Visually magnificent, the cartoon world of Dick Tracy is recreated in staggering detail. The integration of live-action and plainly artificial backdrops (which straddle the border of graphic-novel and reality) is perfect. Enhancing this cityscape is the decision to utilise only a limited range of primary colours (those in the original strip), which produces some utterly entrancing shots of night-time streets. The second superb design element covers the bad-guys make-up - just take a few names, such as Flattop and Pruneface, then let your imagination run wild (conversely, the good-guys have no external distortions).

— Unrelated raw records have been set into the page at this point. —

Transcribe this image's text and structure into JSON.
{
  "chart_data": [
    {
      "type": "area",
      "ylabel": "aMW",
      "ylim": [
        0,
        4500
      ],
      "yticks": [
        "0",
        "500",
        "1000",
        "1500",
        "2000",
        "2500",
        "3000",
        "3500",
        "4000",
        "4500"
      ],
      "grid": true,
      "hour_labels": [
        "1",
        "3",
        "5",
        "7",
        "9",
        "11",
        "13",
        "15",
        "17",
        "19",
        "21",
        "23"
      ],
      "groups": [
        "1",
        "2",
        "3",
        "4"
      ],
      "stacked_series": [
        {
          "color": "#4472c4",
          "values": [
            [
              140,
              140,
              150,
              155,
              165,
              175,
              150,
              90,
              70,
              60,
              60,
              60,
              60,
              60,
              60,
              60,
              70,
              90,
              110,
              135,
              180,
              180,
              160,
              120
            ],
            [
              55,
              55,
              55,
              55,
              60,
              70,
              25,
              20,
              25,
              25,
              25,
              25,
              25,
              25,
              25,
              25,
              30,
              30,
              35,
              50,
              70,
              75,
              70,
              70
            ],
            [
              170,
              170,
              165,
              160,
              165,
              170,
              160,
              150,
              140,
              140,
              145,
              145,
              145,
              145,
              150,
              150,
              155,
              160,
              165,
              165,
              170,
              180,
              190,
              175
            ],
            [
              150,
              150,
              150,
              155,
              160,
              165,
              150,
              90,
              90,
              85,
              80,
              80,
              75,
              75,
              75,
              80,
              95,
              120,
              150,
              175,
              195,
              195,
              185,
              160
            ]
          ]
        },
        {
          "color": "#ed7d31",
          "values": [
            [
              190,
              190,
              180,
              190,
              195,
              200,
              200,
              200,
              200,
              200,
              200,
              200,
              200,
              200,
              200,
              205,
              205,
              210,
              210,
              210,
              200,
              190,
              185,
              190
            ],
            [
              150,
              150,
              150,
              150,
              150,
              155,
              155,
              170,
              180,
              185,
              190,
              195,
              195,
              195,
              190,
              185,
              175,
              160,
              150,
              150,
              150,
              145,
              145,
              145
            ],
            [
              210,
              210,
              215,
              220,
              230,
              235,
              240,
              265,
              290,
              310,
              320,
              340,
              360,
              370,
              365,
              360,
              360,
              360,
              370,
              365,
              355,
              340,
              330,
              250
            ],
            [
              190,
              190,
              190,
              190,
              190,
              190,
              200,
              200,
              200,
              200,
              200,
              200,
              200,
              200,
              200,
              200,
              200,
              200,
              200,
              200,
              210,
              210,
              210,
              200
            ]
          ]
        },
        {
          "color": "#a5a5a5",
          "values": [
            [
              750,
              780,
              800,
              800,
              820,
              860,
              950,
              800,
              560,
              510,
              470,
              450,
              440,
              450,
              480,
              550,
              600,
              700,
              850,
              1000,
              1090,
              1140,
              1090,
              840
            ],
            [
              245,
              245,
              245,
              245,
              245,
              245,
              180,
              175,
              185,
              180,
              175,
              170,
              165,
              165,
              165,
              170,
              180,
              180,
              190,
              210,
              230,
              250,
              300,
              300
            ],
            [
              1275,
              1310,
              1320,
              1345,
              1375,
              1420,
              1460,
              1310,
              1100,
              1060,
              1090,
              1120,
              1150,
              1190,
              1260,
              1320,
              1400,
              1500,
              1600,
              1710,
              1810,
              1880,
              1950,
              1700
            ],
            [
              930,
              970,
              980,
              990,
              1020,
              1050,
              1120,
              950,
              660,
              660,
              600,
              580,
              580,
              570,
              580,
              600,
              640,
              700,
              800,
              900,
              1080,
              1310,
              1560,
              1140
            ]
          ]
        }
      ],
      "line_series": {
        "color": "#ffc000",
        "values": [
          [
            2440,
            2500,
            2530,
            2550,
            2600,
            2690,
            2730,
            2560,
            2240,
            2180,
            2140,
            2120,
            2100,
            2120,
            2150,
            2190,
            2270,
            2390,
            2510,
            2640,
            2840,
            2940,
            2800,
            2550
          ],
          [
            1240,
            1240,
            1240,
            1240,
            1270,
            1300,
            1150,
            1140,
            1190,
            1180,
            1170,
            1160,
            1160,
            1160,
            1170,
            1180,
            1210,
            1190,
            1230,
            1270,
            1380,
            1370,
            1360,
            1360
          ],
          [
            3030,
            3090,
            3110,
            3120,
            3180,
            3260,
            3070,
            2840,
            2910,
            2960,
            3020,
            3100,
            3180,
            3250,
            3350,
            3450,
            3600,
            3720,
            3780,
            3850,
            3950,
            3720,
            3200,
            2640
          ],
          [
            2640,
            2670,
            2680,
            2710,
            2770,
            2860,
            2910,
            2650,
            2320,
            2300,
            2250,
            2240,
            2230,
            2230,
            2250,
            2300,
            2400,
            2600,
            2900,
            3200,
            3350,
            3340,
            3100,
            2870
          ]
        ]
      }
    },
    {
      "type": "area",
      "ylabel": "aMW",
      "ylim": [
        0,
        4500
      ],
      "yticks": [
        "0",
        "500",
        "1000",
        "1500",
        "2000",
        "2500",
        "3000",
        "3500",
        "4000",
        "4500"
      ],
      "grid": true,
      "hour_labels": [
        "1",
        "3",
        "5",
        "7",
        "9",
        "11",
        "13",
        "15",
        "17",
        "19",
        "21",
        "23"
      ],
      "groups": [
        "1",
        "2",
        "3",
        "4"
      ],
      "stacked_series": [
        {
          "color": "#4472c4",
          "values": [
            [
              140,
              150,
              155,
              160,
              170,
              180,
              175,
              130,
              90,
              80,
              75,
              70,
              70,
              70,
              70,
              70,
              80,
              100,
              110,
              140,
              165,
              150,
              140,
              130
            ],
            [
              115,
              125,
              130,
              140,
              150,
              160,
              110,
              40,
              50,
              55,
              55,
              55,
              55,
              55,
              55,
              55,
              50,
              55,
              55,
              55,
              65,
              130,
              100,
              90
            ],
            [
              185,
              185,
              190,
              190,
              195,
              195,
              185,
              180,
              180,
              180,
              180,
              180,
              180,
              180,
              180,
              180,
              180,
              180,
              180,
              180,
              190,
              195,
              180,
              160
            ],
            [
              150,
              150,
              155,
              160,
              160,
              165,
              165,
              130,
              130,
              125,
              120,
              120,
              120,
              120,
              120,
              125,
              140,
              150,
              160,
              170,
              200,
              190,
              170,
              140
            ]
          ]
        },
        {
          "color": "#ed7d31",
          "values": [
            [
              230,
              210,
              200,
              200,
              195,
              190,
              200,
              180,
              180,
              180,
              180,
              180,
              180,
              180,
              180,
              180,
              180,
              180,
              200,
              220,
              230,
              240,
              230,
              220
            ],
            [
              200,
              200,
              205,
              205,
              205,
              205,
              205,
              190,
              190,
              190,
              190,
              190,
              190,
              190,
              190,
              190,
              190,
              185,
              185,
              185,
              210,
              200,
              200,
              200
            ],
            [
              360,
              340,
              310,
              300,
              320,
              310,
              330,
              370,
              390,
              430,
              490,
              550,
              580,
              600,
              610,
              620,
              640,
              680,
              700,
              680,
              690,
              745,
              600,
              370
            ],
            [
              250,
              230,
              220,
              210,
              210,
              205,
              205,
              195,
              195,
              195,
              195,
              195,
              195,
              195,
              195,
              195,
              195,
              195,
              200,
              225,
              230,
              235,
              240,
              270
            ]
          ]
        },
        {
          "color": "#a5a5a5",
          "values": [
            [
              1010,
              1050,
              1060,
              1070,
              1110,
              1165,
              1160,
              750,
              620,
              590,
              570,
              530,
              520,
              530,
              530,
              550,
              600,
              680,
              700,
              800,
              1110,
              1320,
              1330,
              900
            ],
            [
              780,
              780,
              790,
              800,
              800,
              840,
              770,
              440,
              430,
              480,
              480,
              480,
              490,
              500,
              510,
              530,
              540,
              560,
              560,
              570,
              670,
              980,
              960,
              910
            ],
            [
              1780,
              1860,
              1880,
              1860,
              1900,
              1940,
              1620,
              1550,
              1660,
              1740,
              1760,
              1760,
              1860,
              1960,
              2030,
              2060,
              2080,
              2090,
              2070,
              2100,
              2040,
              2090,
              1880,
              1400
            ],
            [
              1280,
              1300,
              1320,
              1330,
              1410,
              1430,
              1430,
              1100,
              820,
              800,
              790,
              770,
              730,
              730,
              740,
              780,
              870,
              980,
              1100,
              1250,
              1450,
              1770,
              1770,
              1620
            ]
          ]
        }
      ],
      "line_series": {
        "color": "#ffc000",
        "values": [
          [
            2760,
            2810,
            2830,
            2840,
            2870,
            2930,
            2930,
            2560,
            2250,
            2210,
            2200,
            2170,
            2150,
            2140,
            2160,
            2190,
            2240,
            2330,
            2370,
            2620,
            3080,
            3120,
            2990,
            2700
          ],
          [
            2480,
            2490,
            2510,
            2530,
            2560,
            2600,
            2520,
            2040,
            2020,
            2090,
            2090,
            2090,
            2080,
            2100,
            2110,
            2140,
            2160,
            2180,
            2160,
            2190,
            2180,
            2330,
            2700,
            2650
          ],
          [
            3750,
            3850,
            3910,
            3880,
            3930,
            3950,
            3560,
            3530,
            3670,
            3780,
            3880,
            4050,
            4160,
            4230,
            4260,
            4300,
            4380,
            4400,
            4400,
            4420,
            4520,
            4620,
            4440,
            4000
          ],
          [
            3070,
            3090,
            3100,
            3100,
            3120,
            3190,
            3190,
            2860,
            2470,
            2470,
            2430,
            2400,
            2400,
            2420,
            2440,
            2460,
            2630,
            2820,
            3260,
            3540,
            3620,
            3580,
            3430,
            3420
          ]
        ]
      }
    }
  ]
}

However, the plot behind these images is unusually lightweight and fragmented. Beyond the basic idea of good and evil sparring for control there is precious little structure, just filler. If the characters were charismatic and easy to empathise with then this emptiness wouldn't be a drawback, but they aren't. Almost every role appears two-dimensional and simplistic, which may have been Beatty's objective but doesn't lead to scenes that express much emotion. The result is that when the grand finale arrives it feels curiously flat and undramatic. One the other hand, if you want the movie to be a direct translation of the strip then Dick Tracy may be just what you're looking for. Personally I found a lot to gaze at in Dick Tracy, all wrapped around a high-calorie, low-fibre heart.